VxH – La Voix humaine, à partir de La Voix humaine de Jean Cocteau et des extraits de Disappear here de Falk Richter, musique et mise en scène Roland Auzet
VxH-La Voix humaine, à partir du texte de Jean Cocteau et d’extraits de Disappear here de Falk Richter, musique et mise en scène Roland Auzet
Un spectacle articulé autour de deux récits: La Voix humaine (1929) de Jean Cocteau et des extraits Disappear herede Falk Richter, écrits à presque un siècle d’intervalle. Soit la douleur insondable de l’être aimant, confronté à l’absence de l’aimé qui ne vous aime plus. L’absence de l’autre est sentie au plus près et blesse l’intime, via une conversation heurtée, cassée, interrompue, puis reprise sur les ondes téléphoniques – un moyen de communication à fil encore révolutionnaire en 1930 -, quand le récit de Falk Richter suit le parcours d’un personnage absent à lui-même dans sa quête de l’être cher.
Une conversation téléphonique, rupture et abandon, «Dans le temps, un regard pouvait tout changer mais avec tous ces appareils ce qui est fini, est fini ». Elle, après quelques tentatives infructueuses, finit par joindre son destinataire : elle doit rendre des lettres à cet ancien amant et transcender sa souffrance présente.
Non-dits, sous-entendus plus ou moins explicites, interruptions de la ligne téléphonique, la séparation à la fois physique et morale est vécue, de secondes en minutes et heures, dans la douleur. Sentiment de solitude, isolement, abandon, Irène Jacob ne sait ni ne peut plus se tenir debout et elle a voulu attenter à sa vie.
La pièce créée en 1930 à la Comédie-Française dans des décors de Christian Bérard eut une première représentation privée, chahutée par les Surréalistes. Innovante, elle met en scène un seul personnage : une femme à son téléphone avec un dialogue tronqué. Roland Auzet se saisit du texte de Jean Cocteau pour aller plus loin encore dans sa perception par le public hyper-connecté d’aujourd’hui. Il imagine une symphonie urbaine entre ciel et terre. Et la chorégraphe Joëlle Bouvier dirige la partition corporelle de l’actrice.

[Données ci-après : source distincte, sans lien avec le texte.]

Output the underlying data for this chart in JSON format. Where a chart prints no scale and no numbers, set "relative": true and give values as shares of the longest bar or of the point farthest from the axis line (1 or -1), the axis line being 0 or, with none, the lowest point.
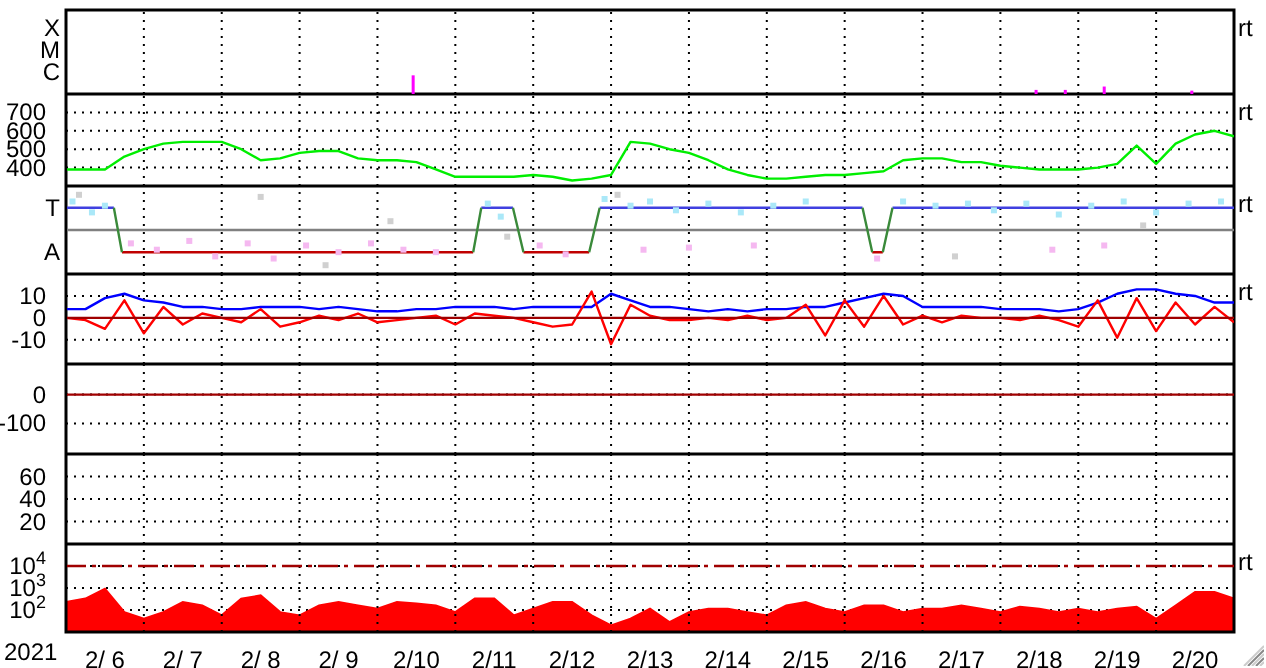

L’espace de scène et les spectateurs s’installent sous l’habitacle surélevé, pieds nus sur le tapis, assis par terre, allongés sur des coussins, ou assis encore sur une chaise autour de l’espace quadrifrontal. La plate-forme en plexiglass de l’action dramatique accueille ainsi son public en-dessous, construisant un rapport intime singulier à la narration théâtrale et sonore. La scénographie fait songer à un ring de boxe placé en hauteur, faisant jouer les couleurs et lumières changeantes d’un toit installé, selon la palette de Bernard Revel.
Pour une narration à la fois visuelle et sonore, le son feu-follet se faufile aux quatre coins de la scène. L’imaginaire du public se nourrit de la parole de La Voix humaine par Irène Jacob avec gravité et légèreté et par des musiques contemporaines. Avec Daniele Guaschino à la réalisation informatique musicale Ircam et Luca Bagnoli au mixage en temps réel. Dans un espace muni de capteurs pour l’harmonisation des sons vocaux et corporels retranscrits. Et le public ne sait où porter son attention, testant toute réception potentielle. Quelle est cette émotion d’être ici : voir et ne pas voir, être vu ? Les formes multiples et insolites de l’expression artistique se répondent, et diffusent un courant de rencontre entre jeu théâtral, illustration scénographique et musique.
Quant à Irène Jacob, elle accorde à son public s on talent avec une belle présence, entre murmures, cris et chuchotements, chutes et reptations sur le sol transparent.
Véronique Hotte
Le Cent-Quatre, Paris XIX ème, ManiFeste-2018, festival de l’Ircam, du 7 au 10 juin.
Théâtre des Célestins, Lyon, du 9 au 22 novembre.
Festival Aujourd’hui Musiques /Théâtre de l’Archipel, Perpignan, du 24 au 25 novembre. Théâtre-Scène nationale de Saint-Nazaire du 30 au 31 janvier.